As always with lenticulars, the formation is not static and the stack kept growing, replicating, shrinking, separating and constantly changing from one form to another. It is the kind of show you can lose a hour in easily.
It was obvious that big things were afoot, since the sky was active throughout the area. It was a pretty amazing spectacle and one that only made the Easter egg hunt more fun (at least for my wife and I).
Later that day, as sunset approached, I headed back to Truchas Ridge and made my way up to Echo Point. The sky had gotten overcast, but I was hopeful that the sun might break through and cast some great light. It was not meant to be, but the view of Mount Shasta and the lenticulars lining the horizon over Echo Park was inspiring. It was an excellent end to an excellent Easter.
I wasn’t sure if the lenticular would survive the overcast sky during the night but rain was actually forecasted for Monday night so I though there was a reasonable chance that the lenticular would stick around until then. I got up early in the morning and my suspicions were confirmed. Not only had the cap over Mount Shasta and the stack to the northeast persisted through the night, but there were additional lenticular forming further east. Needless to say, it was a magnificent sunrise.
On my way home after sunrise, I had to stop and capture an image of the stack. Though the size had shrunk dramatically, it was now augmented by a fine example of cloud iridescence. The rainbow fringe of the cloud contrasted against the dark formation and the blue sky. I thought the sunrise had been awesome, but this was a fine conclusion to the morning.
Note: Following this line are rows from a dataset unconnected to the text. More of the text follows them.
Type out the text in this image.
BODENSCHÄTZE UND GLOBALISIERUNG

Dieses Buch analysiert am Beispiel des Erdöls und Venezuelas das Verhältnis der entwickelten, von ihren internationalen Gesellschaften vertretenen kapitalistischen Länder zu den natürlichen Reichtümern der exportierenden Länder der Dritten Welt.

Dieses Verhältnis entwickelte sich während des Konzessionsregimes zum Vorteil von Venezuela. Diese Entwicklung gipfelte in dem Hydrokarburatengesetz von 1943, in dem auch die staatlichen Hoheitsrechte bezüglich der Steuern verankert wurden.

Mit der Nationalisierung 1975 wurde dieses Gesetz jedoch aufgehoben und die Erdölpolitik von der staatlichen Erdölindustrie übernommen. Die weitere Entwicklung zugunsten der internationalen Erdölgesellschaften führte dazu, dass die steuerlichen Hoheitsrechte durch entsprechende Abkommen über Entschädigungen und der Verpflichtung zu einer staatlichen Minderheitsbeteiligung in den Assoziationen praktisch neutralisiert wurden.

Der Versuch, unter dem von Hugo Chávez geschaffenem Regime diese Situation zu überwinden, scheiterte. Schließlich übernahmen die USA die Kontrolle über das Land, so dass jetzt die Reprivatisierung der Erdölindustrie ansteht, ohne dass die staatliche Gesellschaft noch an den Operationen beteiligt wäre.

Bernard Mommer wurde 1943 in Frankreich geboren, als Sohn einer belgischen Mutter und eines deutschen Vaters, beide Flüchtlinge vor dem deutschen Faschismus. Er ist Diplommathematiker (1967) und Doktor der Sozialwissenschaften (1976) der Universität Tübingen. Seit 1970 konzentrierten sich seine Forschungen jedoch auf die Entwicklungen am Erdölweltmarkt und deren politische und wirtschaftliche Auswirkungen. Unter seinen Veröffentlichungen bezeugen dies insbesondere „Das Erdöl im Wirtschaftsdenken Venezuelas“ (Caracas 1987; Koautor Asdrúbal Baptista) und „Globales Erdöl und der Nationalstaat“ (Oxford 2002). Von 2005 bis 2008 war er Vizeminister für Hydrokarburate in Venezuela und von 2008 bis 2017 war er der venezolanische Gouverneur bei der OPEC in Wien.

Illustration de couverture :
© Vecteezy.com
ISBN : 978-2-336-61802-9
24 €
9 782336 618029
As I was in and out of town today, I had a continuous string of opportunities to observe the lenticular and it changed. The stack had gone by mid-morning but the cap over the summit continued to fluctuate throughout the day.
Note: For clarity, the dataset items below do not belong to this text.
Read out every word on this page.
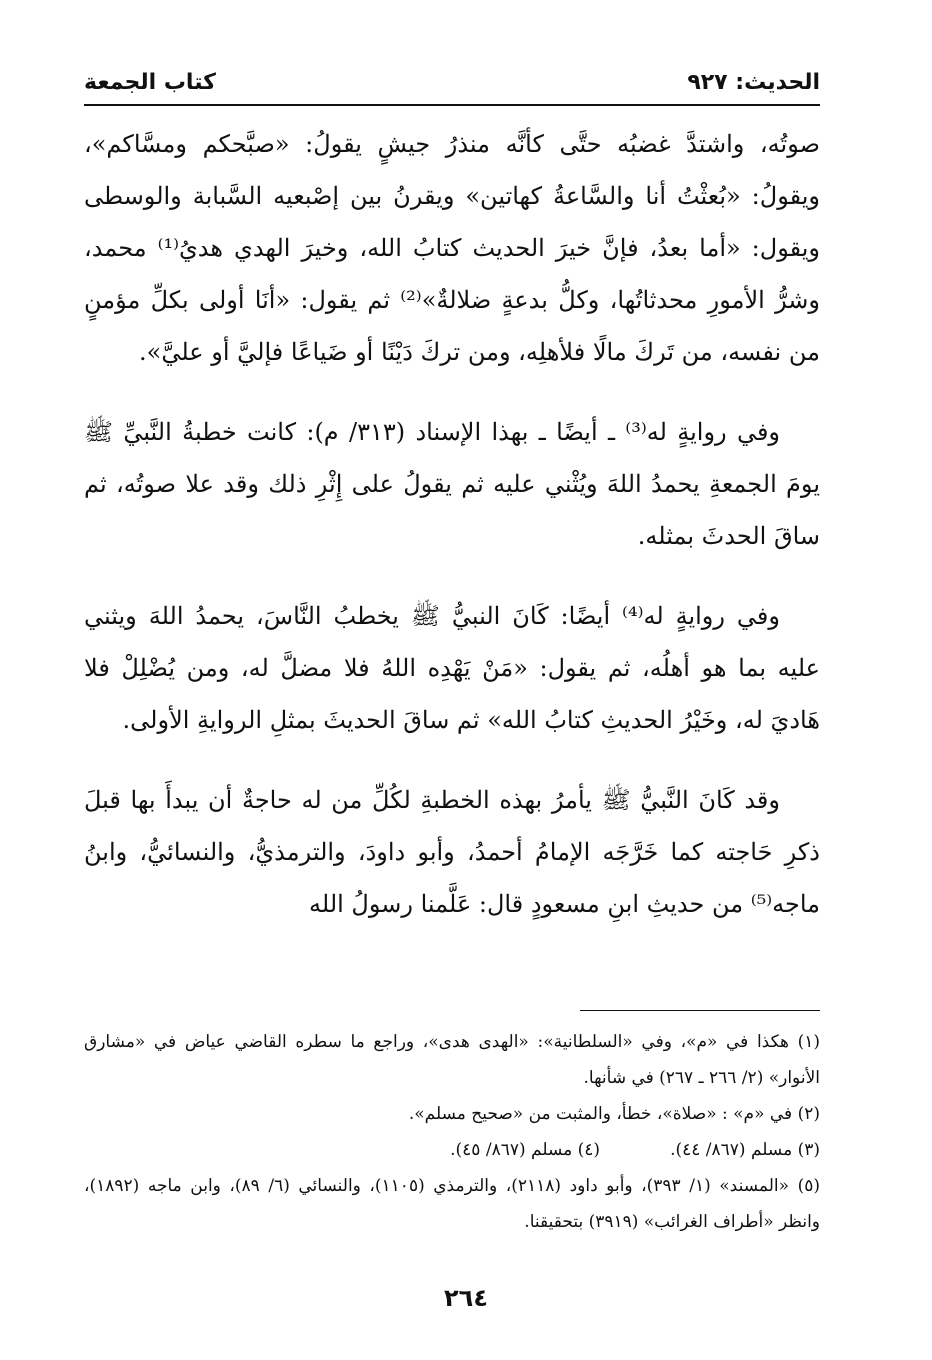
الحديث: ٩٢٧
كتاب الجمعة

صوتُه، واشتدَّ غضبُه حتَّى كأنَّه منذرُ جيشٍ يقولُ: «صبَّحكم ومسَّاكم»، ويقولُ: «بُعثْتُ أنا والسَّاعةُ كهاتين» ويقرنُ بين إصْبعيه السَّبابة والوسطى ويقول: «أما بعدُ، فإنَّ خيرَ الحديث كتابُ الله، وخيرَ الهدي هديُ⁽¹⁾ محمد، وشرُّ الأمورِ محدثاتُها، وكلُّ بدعةٍ ضلالةٌ»⁽²⁾ ثم يقول: «أنَا أولى بكلِّ مؤمنٍ من نفسه، من تَركَ مالًا فلأهلِه، ومن تركَ دَيْنًا أو ضَياعًا فإليَّ أو عليَّ».

وفي روايةٍ له⁽³⁾ ـ أيضًا ـ بهذا الإسناد (٣١٣/ م): كانت خطبةُ النَّبيِّ ﷺ يومَ الجمعةِ يحمدُ اللهَ ويُثْني عليه ثم يقولُ على إِثْرِ ذلك وقد علا صوتُه، ثم ساقَ الحدثَ بمثله.

وفي روايةٍ له⁽⁴⁾ أيضًا: كَانَ النبيُّ ﷺ يخطبُ النَّاسَ، يحمدُ اللهَ ويثني عليه بما هو أهلُه، ثم يقول: «مَنْ يَهْدِه اللهُ فلا مضلَّ له، ومن يُضْلِلْ فلا هَاديَ له، وخَيْرُ الحديثِ كتابُ الله» ثم ساقَ الحديثَ بمثلِ الروايةِ الأولى.

وقد كَانَ النَّبيُّ ﷺ يأمرُ بهذه الخطبةِ لكُلِّ من له حاجةٌ أن يبدأَ بها قبلَ ذكرِ حَاجته كما خَرَّجَه الإمامُ أحمدُ، وأبو داودَ، والترمذيُّ، والنسائيُّ، وابنُ ماجه⁽⁵⁾ من حديثِ ابنِ مسعودٍ قال: عَلَّمنا رسولُ الله

(١) هكذا في «م»، وفي «السلطانية»: «الهدى هدى»، وراجع ما سطره القاضي عياض في «مشارق الأنوار» (٢/ ٢٦٦ ـ ٢٦٧) في شأنها.

(٢) في «م» : «صلاة»، خطأ، والمثبت من «صحيح مسلم».

(٣) مسلم (٨٦٧/ ٤٤).
(٤) مسلم (٨٦٧/ ٤٥).

(٥) «المسند» (١/ ٣٩٣)، وأبو داود (٢١١٨)، والترمذي (١١٠٥)، والنسائي (٦/ ٨٩)، وابن ماجه (١٨٩٢)، وانظر «أطراف الغرائب» (٣٩١٩) بتحقيقنا.

٢٦٤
Naturally, I had to head out in the evening again. My wife, ever gracious and patient with me, let me go and I headed north. The sky was full of interesting formations again. The cap had grown and covered a significant amount of Mount Shasta. Another collection of lenticulars had formed northeast of the mountain again, this time a bit further away the the previous stack. Other clouds in a variety of shapes crowded the sky, casting ominous shadows on the valley’s hills.
Though Mount Shasta was largely covered, the lenticular proved to be entertaining and seemed to perpetually spin, separating out into new layers before they collapsed in on each other before another new series of layers coalesced again. It is a hypnotic performance.
In the end the stack came together in magnificent form, even if it was further away from Mount Shasta than I would have liked. The clouds to the west kept the sunlight from generating much alpenglow but the scale of the clouds was spectacle enough. In fact, it was more than enough. It was terrific.
It really feels like we have turned a corner here in Mount Shasta. The sun has been constant, the temperatures noticeably warmer and the snow is melting. Even though it is raining as I write this (Monday night) it is not cold. The winter may have been long but the land has been given the moisture it needed and for that I am quite grateful. I am also grateful that spring is here. It should up in dramatic fashion.